Is it time for USD/CHF to pullback ahead of parity as DXY consolidates?

Although the US Dollar Index reached its highest level yesterday since December 2002 at 104.18, the DXY has been consolidating near the 2017 highs at 103.82 since April 28th.  This has allowed for the RSI on the daily timeframe to pullback into neutral territory after the index galloped higher from near 100 on April 21st to the 103.82 level.  If the DXY does breakout of the consolidation area, the next resistance level isn’t until 105.41, which is horizontal resistance from September 2002.  Support is at the May 5th low of 102.35.   Notice in the bottom panel of the chart that the correlation coefficient between the DXY and USD/CHF is +0.95.  A correlation coefficient of +1.00 means that there is a perfect position correlation between the 2 assets.  A reading of +0.95 if pretty close!   Therefore, if one does not have access to trade the DXY, USD/CHF may be used as a proxy.

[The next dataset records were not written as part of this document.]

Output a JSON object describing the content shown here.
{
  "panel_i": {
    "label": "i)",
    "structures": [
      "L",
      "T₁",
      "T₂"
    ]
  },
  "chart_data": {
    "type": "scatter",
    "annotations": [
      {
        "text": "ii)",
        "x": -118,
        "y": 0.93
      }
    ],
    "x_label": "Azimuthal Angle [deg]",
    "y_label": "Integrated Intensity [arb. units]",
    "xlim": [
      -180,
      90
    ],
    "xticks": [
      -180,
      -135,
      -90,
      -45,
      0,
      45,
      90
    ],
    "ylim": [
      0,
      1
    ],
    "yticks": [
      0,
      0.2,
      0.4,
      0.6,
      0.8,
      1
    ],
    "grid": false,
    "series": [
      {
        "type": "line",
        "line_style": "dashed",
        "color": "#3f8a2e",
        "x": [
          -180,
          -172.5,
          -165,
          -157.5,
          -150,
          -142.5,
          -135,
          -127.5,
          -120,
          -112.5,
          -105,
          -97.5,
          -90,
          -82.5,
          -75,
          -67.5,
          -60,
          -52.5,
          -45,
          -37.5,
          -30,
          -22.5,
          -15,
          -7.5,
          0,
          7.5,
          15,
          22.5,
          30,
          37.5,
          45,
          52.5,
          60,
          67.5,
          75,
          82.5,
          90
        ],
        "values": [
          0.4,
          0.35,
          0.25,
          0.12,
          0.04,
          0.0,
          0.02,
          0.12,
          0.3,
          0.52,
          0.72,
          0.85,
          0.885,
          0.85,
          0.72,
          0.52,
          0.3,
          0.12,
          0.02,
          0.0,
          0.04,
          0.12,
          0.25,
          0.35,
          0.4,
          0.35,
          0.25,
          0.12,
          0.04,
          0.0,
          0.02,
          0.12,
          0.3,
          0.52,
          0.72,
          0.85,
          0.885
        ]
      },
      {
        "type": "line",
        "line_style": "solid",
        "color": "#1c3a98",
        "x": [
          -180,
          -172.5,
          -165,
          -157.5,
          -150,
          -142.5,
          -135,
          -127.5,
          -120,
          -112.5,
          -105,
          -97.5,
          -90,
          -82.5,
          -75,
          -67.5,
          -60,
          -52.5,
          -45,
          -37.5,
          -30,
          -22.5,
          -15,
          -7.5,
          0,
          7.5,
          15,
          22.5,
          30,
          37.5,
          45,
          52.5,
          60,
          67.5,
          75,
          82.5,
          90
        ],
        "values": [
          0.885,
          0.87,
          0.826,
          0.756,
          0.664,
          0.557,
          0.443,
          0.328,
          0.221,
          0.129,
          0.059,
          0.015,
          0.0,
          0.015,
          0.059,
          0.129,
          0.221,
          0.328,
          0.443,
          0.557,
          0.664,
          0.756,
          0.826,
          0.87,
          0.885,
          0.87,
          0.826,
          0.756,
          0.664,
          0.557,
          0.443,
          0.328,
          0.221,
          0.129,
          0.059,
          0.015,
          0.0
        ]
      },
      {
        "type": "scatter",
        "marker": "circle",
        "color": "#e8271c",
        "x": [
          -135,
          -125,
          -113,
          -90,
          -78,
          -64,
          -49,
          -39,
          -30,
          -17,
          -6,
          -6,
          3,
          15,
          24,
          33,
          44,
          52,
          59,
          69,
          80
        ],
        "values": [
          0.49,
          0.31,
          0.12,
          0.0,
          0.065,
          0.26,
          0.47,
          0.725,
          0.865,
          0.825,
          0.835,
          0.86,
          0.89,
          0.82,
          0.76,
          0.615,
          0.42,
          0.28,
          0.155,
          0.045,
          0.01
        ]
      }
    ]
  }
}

Source: Tradingview, Stone X

On a weekly timeframe, USD/CHF had moved lower from a high of 1.0226 in May 2019 to a low of 0.8757 in January 2021.  As markets began talking about inflation in the US and the possibility of raising rates, USD/CHF began to rise.  Note that the SNB lowered interest rates to -0.75 during the pandemic, and they remain at the ultra-low level.  Price action in the pair began forming a rising triangle over the course of the next year, with a horizontal top trendline at 0.9472.  The target for the breakout from a rising triangle is the height of triangle added to the breakout point.  In this case the target is near 1.0175.  USD/CHF broke above the top trendline of the triangle on April 19th and price hasn’t look back.  However, is the pair ready for a consolidation of its own, or even a pullback as price approaches 1.00?  Notice that the RSI on the weekly chart is in overbought territory, an indication that price may be ready for a correction.

Source: Tradingview, Stone X

The daily timeframe provides a clearer picture of just how strong the move has been in USD/CHF since April 19th as the pair appears to be pausing just below parity, which now acts as key psychological round number resistance.  Above there, price can move up to the previously mentioned highs from May 2019 at 1.0226.  However, notice that the RSI is also overbought on the daily timeframe as well.  If price does pull back, intra-day support is at 0.9800, then the lows from May 5th at 0.9709.  Below there, USD/CHF can move back to the horizontal breakout point of 0.9439.

Source: Tradingview, Stone X

The US Dollar Index (DXY) and USD/CHF have a very strong positive correlation. As the DXY pauses at its highest level in nearly 20 year, USD/CHF has halted just under 1.00.  Will USD/CHF continue higher towards its target from the breakout of the rising triangle?  Breaking through parity will play a big part in determining that, however, so will the next direction of the US Dollar Index.